Les profils requis pour l'apprentissage ne sont pas ceux de la formation sous-statut étudiant. Les Grandes Écoles ont largement diversifié leurs voies de recrutement, mais force est de constater que l'apprentissage favorise l'accès aux diplômes d'ingénieur et de manager ainsi qu'à des diplômes spécialisés à des élèves non forcément habituels des Grandes Écoles (DUT, BTS, universitaires). Il faut souligner qu'il s'adresse également à des élèves de classes préparatoires présentant un tropisme pour les parcours expérientiels.

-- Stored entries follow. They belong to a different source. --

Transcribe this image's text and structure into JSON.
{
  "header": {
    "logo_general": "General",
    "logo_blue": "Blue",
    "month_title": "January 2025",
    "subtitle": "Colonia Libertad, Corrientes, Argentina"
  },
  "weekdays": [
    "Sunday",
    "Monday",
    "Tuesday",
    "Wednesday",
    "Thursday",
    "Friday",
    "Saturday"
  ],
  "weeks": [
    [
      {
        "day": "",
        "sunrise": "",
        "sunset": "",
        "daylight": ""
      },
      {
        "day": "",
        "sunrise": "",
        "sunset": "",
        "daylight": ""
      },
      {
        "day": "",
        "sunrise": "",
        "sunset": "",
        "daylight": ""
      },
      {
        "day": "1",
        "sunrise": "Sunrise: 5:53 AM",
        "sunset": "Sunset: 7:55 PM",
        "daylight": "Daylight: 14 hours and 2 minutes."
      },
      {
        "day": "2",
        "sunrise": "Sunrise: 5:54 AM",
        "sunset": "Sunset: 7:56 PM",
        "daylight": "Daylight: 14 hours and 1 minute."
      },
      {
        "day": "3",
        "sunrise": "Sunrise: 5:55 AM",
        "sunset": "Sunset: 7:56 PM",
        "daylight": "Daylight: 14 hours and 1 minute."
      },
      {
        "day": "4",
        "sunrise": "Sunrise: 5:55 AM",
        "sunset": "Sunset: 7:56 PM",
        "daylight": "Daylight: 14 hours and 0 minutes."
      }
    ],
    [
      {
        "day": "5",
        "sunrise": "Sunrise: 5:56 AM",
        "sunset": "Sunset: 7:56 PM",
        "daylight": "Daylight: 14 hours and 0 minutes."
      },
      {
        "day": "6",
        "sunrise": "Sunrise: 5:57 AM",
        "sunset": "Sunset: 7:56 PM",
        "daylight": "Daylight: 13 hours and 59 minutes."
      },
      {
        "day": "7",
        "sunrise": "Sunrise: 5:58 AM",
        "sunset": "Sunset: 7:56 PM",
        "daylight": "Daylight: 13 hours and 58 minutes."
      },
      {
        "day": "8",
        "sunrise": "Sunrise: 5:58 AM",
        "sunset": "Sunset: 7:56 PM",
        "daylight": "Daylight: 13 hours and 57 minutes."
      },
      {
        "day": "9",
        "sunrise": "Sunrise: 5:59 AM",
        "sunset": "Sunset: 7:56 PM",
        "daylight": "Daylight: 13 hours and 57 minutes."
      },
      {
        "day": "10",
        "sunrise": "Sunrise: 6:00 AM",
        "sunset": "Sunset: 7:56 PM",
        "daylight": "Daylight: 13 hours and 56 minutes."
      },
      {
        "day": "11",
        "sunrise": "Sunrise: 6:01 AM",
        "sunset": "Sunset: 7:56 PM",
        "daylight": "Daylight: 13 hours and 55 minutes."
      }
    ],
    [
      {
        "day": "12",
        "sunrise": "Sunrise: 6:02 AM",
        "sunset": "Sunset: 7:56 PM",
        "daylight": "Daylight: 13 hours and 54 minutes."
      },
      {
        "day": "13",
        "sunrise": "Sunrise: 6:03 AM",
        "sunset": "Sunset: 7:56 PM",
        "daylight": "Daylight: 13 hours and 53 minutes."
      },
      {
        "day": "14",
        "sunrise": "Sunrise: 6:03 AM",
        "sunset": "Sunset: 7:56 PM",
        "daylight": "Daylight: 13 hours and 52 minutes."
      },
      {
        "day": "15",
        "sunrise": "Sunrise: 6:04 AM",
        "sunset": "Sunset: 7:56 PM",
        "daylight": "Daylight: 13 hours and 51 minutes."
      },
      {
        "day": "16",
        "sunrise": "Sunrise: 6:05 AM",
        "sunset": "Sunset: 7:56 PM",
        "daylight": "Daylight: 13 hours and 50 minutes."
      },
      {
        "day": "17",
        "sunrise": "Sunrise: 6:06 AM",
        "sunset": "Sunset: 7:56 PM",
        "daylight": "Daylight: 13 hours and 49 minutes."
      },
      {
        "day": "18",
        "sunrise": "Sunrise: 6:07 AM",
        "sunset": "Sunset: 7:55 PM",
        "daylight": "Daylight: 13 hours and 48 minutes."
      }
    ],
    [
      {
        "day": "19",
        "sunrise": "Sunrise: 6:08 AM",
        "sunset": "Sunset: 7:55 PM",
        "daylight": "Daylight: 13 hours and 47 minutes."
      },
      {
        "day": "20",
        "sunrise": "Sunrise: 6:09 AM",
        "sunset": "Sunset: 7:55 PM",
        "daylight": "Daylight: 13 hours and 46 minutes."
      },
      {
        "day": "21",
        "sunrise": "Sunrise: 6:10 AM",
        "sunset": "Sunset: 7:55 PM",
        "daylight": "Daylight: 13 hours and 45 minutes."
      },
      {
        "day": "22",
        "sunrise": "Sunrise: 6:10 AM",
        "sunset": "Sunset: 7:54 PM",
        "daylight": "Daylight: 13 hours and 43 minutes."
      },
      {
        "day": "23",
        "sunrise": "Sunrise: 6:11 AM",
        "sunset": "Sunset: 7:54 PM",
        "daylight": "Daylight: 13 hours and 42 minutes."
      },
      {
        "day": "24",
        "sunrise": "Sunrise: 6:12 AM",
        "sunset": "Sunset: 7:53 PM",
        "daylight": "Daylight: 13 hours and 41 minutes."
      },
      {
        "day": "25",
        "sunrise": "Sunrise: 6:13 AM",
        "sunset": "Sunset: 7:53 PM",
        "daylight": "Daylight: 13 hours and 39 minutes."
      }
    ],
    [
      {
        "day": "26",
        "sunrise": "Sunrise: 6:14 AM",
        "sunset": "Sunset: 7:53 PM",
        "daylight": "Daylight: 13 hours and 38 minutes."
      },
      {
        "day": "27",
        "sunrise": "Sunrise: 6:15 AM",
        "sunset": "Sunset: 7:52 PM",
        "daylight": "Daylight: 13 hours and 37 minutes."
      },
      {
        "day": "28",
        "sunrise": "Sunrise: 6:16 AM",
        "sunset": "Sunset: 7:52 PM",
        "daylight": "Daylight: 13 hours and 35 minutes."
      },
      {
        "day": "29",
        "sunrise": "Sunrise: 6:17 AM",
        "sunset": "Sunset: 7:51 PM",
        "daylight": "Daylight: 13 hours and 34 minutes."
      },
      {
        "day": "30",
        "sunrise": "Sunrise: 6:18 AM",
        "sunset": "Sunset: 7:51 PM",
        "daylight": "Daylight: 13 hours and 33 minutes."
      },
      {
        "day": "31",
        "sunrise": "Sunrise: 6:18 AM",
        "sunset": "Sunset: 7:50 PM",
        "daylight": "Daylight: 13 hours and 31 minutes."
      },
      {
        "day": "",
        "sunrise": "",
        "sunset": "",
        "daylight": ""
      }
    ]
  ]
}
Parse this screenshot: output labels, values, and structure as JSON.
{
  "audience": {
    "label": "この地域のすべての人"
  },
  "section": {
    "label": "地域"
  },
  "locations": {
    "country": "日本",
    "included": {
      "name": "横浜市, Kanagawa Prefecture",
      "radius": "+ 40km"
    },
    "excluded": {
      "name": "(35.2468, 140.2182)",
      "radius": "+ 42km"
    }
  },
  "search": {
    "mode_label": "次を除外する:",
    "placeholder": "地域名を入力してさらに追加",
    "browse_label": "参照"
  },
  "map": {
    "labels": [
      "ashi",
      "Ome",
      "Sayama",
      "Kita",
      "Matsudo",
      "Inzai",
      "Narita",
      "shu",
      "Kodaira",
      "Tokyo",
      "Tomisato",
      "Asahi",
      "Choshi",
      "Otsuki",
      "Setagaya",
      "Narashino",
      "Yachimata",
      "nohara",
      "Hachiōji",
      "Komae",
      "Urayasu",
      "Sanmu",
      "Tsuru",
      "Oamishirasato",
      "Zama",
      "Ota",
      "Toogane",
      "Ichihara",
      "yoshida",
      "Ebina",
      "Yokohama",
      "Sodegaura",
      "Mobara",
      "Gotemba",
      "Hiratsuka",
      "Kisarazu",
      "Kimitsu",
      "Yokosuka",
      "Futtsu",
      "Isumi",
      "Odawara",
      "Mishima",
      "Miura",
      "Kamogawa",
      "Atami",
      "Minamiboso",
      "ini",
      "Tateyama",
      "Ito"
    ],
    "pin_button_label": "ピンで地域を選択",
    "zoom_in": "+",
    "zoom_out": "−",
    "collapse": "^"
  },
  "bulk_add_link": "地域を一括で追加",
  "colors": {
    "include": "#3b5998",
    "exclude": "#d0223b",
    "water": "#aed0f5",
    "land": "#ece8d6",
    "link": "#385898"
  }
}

Ainsi, c'est une forte envie d'alterner enseignements académiques et apprentissages sur le terrain qui a conduit Thierry Ytournel dans un cursus 100 % en apprentissage, du CAP au diplôme d'ingénieur ! Aujourd'hui, ingénieur Etudes et Méthodes chez Bourg Industries (42), après quelques années d'expérience à l'étranger, il aime à partager les valeurs qui animent son parcours : "c'est apprendre un métier, c'est voir où on va et évoluer très vite, c'est aussi repousser les limites et s'investir à 200 %".
Un constat, l'apprentissage est un véritable levier d'ouverture sociale. C'est un élément avéré par la récente enquête de la Conférence des Grandes Écoles. Par ailleurs, Formasup mesure que 44 % des apprentis étaient boursiers durant leurs études antérieures.